It survives because $x is static and each member in $x is a reference.

$x was initialized once to that range(1,3) array. Whenever f() returns it will return a copy of that array, thus $z and $y have both the same array values even though they are different actual arrays.
Modifying $y would have no effect on $z because of the copying... if it weren't for the by-ref foreach you did, which caused each member in the array to become a reference. That makes $x[2], $y[2], and $z[2] all the same so a change made to one of them will "appear" in the others.

The point isn't that $x survives, the point is that only the last element is a reference, and that it wasn't explicitly converted to a reference.
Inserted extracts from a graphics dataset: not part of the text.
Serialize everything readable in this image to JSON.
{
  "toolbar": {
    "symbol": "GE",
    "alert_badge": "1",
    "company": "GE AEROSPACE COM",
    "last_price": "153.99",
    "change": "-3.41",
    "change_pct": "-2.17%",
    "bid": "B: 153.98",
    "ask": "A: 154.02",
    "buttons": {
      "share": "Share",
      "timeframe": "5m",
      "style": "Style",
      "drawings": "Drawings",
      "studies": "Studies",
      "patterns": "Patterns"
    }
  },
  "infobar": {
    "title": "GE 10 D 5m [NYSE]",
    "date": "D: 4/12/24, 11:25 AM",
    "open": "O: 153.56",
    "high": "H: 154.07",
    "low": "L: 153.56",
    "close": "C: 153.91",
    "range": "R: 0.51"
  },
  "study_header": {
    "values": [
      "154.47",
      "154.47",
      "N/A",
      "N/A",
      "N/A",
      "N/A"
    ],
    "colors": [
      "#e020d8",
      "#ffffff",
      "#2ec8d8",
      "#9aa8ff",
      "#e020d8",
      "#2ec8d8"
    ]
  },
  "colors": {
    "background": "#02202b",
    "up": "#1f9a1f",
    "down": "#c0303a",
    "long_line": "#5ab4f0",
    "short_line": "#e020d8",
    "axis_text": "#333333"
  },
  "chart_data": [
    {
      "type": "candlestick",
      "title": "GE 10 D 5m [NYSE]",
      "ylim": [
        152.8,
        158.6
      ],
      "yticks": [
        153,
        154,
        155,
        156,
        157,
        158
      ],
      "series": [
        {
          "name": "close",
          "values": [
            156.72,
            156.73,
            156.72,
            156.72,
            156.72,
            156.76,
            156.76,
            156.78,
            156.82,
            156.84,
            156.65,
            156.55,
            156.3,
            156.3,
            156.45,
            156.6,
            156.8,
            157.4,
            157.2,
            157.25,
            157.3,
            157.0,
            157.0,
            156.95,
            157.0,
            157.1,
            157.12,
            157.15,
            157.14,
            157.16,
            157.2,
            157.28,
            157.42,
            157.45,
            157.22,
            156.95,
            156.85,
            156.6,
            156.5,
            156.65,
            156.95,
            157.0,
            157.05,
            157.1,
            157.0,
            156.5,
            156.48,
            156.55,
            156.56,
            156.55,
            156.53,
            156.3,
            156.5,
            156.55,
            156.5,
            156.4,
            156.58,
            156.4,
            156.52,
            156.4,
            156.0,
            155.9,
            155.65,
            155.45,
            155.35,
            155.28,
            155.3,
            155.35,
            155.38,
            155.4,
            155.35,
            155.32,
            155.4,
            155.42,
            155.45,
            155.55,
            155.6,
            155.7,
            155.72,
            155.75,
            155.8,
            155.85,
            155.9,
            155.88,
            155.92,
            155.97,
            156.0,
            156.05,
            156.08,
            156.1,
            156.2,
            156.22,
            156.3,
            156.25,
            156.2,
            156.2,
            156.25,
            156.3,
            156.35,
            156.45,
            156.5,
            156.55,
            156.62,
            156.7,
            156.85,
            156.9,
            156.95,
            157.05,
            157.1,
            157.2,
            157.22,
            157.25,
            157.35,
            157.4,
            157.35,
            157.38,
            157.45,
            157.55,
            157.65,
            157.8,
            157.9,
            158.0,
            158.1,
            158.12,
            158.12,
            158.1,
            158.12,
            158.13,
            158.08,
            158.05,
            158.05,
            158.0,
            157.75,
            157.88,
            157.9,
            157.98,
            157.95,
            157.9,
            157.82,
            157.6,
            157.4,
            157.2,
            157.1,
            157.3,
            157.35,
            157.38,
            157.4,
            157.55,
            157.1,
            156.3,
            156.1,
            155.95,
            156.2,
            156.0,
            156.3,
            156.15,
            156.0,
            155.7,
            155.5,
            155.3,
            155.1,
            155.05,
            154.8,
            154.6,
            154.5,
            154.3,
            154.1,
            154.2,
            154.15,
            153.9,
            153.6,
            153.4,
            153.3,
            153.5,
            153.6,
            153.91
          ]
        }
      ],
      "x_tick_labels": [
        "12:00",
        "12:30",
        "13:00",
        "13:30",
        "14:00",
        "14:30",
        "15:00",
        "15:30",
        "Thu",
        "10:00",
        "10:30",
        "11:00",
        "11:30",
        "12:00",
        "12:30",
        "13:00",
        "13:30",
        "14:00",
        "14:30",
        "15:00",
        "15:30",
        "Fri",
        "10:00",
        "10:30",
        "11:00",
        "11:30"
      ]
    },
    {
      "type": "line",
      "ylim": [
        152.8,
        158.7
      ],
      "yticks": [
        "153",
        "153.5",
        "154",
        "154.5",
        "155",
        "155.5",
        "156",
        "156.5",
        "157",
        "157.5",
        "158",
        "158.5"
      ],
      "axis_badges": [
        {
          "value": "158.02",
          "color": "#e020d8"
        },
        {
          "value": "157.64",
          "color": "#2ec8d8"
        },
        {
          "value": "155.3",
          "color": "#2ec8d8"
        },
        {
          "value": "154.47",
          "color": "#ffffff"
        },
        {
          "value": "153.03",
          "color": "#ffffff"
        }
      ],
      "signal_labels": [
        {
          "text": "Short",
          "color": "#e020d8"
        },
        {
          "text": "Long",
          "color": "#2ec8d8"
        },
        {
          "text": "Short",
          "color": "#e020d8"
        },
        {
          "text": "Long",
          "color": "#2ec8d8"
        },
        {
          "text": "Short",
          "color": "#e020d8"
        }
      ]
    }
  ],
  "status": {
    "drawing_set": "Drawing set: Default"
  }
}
Set $y[1] to 'surprise' and then print out $z[1]: you'll get a result of 2.

Only the last element of $x is a reference after the foreach() has exited.

The bug is that the last element remains a reference after the referencing variable ($j) has for all intents and purposes ceased to exist.

For example, if you add an unset($j); after the foreach(), the issue disappears.

Poor phrasing on my part: each element *was* a reference, and when the loop moves to the next element the previous is destroyed. At the end the last element remains a reference.

However I'm also going along with previous decisions, such as bug #68402, which say that this behavior is not a bug. References can be tricky and unset()ing referenced variables when you're done with them is a good idea.